The material models used in simulations are often a major source of uncertainty in the quantification of performance margins. Traditionally, codes were baselined against relevant full-system data and combined with many simplifying assumptions. The resulting empirical models were interpolative in nature and could not reliably be applied outside the range of the calibration data set. Likewise, current engineering material models are empirical in nature and often result in unacceptable levels of uncertainty in calculated performance margins. Worse still, the phenomenological approach does not offer a systematic means of increasing fidelity — and reducing uncertainty — in material modelling. Thus, the introduction of more complex ad hoc response functions invariably introduces additional empirical constants, often without a clear physical meaning, which themselves become a new source of uncertainty. The problem is compounded by the need to describe material behavior under extreme conditions of strain rate, deformation, temperature and pressure, often outside the range of direct laboratory testing.
Within this context, Multiscale Modelling of Materials (MMM) may be viewed as a paradigm for systematically reducing uncertainty in simulations involving complex material behavior. The ultimate goal of MMM is to enable the simulation of full-scale systems without empirical parameters or phenomenological relations, i.e., on the sole basis of fundamental theories such as quantum mechanics. The attainability of this goal notwithstanding, the fidelity of the codes may systematically be enhanced through the gradual addition of improved physics at all relevant length scales. Despite recent progress, the effective bridging of length scales and the linking of microstructure and material behavior in complex materials systems such as described remains one of the central computational and mathematical challenges of our time. Most MMM approaches to date are algorithmic and computational, and there is a critical need for the development of a rigorous mathematical foundation on which to base computational approaches.
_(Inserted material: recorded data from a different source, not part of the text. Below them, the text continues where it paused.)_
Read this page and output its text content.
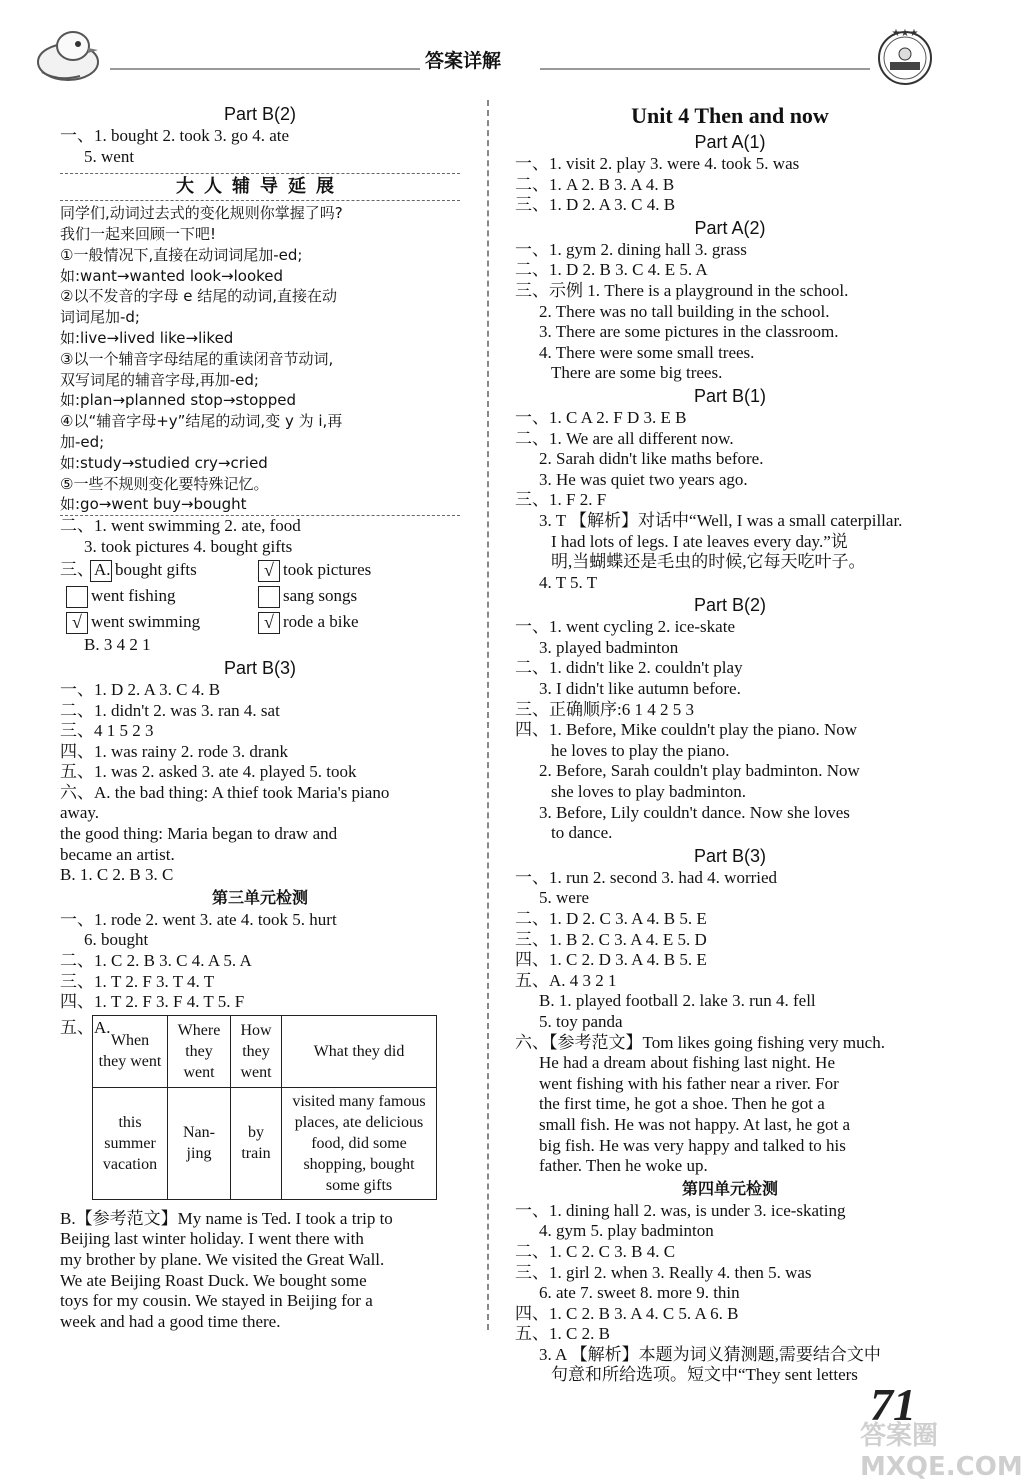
答案详解
★★★
Part B(2)
一、1. bought 2. took 3. go 4. ate
5. went
大人辅导延展
同学们,动词过去式的变化规则你掌握了吗?
我们一起来回顾一下吧!
①一般情况下,直接在动词词尾加-ed;
如:want→wanted look→looked
②以不发音的字母 e 结尾的动词,直接在动
词词尾加-d;
如:live→lived like→liked
③以一个辅音字母结尾的重读闭音节动词,
双写词尾的辅音字母,再加-ed;
如:plan→planned stop→stopped
④以“辅音字母+y”结尾的动词,变 y 为 i,再
加-ed;
如:study→studied cry→cried
⑤一些不规则变化要特殊记忆。
如:go→went buy→bought
二、1. went swimming 2. ate, food
3. took pictures 4. bought gifts
三、A. bought gifts	√ took pictures
went fishing	sang songs
√ went swimming	√ rode a bike
B. 3 4 2 1
Part B(3)
一、1. D 2. A 3. C 4. B
二、1. didn't 2. was 3. ran 4. sat
三、4 1 5 2 3
四、1. was rainy 2. rode 3. drank
五、1. was 2. asked 3. ate 4. played 5. took
六、A. the bad thing: A thief took Maria's piano
away.
the good thing: Maria began to draw and
became an artist.
B. 1. C 2. B 3. C
第三单元检测
一、1. rode 2. went 3. ate 4. took 5. hurt
6. bought
二、1. C 2. B 3. C 4. A 5. A
三、1. T 2. F 3. T 4. T
四、1. T 2. F 3. F 4. T 5. F
五、A.
When they went	Where they went	How they went	What they did
this summer vacation	Nan-jing	by train	visited many famous places, ate delicious food, did some shopping, bought some gifts
B.【参考范文】My name is Ted. I took a trip to
Beijing last winter holiday. I went there with
my brother by plane. We visited the Great Wall.
We ate Beijing Roast Duck. We bought some
toys for my cousin. We stayed in Beijing for a
week and had a good time there.
Unit 4 Then and now
Part A(1)
一、1. visit 2. play 3. were 4. took 5. was
二、1. A 2. B 3. A 4. B
三、1. D 2. A 3. C 4. B
Part A(2)
一、1. gym 2. dining hall 3. grass
二、1. D 2. B 3. C 4. E 5. A
三、示例 1. There is a playground in the school.
2. There was no tall building in the school.
3. There are some pictures in the classroom.
4. There were some small trees.
There are some big trees.
Part B(1)
一、1. C A 2. F D 3. E B
二、1. We are all different now.
2. Sarah didn't like maths before.
3. He was quiet two years ago.
三、1. F 2. F
3. T 【解析】对话中“Well, I was a small caterpillar.
I had lots of legs. I ate leaves every day.”说
明,当蝴蝶还是毛虫的时候,它每天吃叶子。
4. T 5. T
Part B(2)
一、1. went cycling 2. ice-skate
3. played badminton
二、1. didn't like 2. couldn't play
3. I didn't like autumn before.
三、正确顺序:6 1 4 2 5 3
四、1. Before, Mike couldn't play the piano. Now
he loves to play the piano.
2. Before, Sarah couldn't play badminton. Now
she loves to play badminton.
3. Before, Lily couldn't dance. Now she loves
to dance.
Part B(3)
一、1. run 2. second 3. had 4. worried
5. were
二、1. D 2. C 3. A 4. B 5. E
三、1. B 2. C 3. A 4. E 5. D
四、1. C 2. D 3. A 4. B 5. E
五、A. 4 3 2 1
B. 1. played football 2. lake 3. run 4. fell
5. toy panda
六、【参考范文】Tom likes going fishing very much.
He had a dream about fishing last night. He
went fishing with his father near a river. For
the first time, he got a shoe. Then he got a
small fish. He was not happy. At last, he got a
big fish. He was very happy and talked to his
father. Then he woke up.
第四单元检测
一、1. dining hall 2. was, is under 3. ice-skating
4. gym 5. play badminton
二、1. C 2. C 3. B 4. C
三、1. girl 2. when 3. Really 4. then 5. was
6. ate 7. sweet 8. more 9. thin
四、1. C 2. B 3. A 4. C 5. A 6. B
五、1. C 2. B
3. A 【解析】本题为词义猜测题,需要结合文中
句意和所给选项。短文中“They sent letters
71
答案圈 MXQE.COM
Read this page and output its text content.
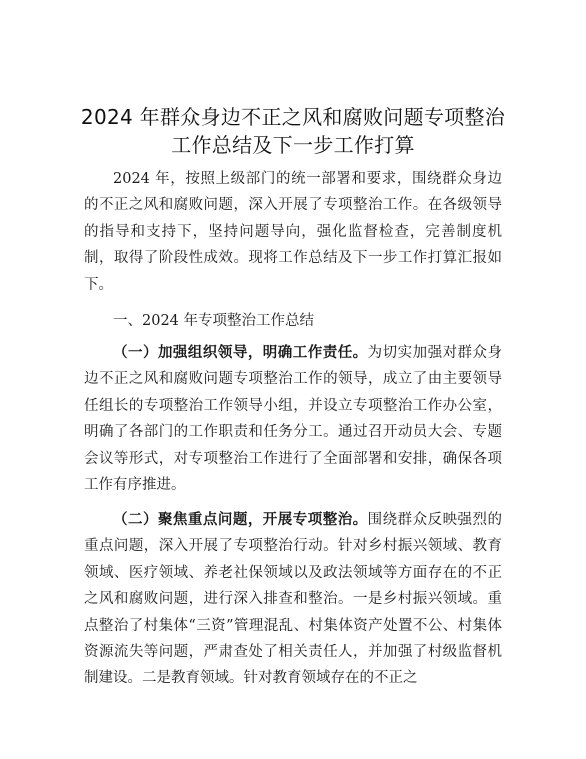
2024 年群众身边不正之风和腐败问题专项整治
工作总结及下一步工作打算

2024 年，按照上级部门的统一部署和要求，围绕群众身边的不正之风和腐败问题，深入开展了专项整治工作。在各级领导的指导和支持下，坚持问题导向，强化监督检查，完善制度机制，取得了阶段性成效。现将工作总结及下一步工作打算汇报如下。

一、2024 年专项整治工作总结

（一）加强组织领导，明确工作责任。为切实加强对群众身边不正之风和腐败问题专项整治工作的领导，成立了由主要领导任组长的专项整治工作领导小组，并设立专项整治工作办公室，明确了各部门的工作职责和任务分工。通过召开动员大会、专题会议等形式，对专项整治工作进行了全面部署和安排，确保各项工作有序推进。

（二）聚焦重点问题，开展专项整治。围绕群众反映强烈的重点问题，深入开展了专项整治行动。针对乡村振兴领域、教育领域、医疗领域、养老社保领域以及政法领域等方面存在的不正之风和腐败问题，进行深入排查和整治。一是乡村振兴领域。重点整治了村集体“三资”管理混乱、村集体资产处置不公、村集体资源流失等问题，严肃查处了相关责任人，并加强了村级监督机制建设。二是教育领域。针对教育领域存在的不正之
The main two strategies in Multiscale Mathematics are: i) Bottom-up: Coarse-graining of first-principles descriptions of material behavior; ii) Top-down: Informing macroscopic models with physics gleaned from the lower scales. The work-horses among bottom-up approaches are constrained minimization at zero temperature and statistical mechanics at finite temperature. The work-horses among top-down approaches are homogeneization, relaxation, and weak convergence. I plan to illustrate the challenges and opportunities that this modeling and analysis framework offers in the particular area of multiscale modeling of mechanical properties of materials, including strength, fracture and fragmentation. In particular, I plan to highlight how modern concepts from the calculus of variations underlie — explicitly or tacitly — most multiscale, enhanced or enriched finite-element methods; and how notions or relaxation and weak convergence provide a powerful and versatile tool — largely unknown to the engineering community — for understanding the properties and limitations of such finite element methods.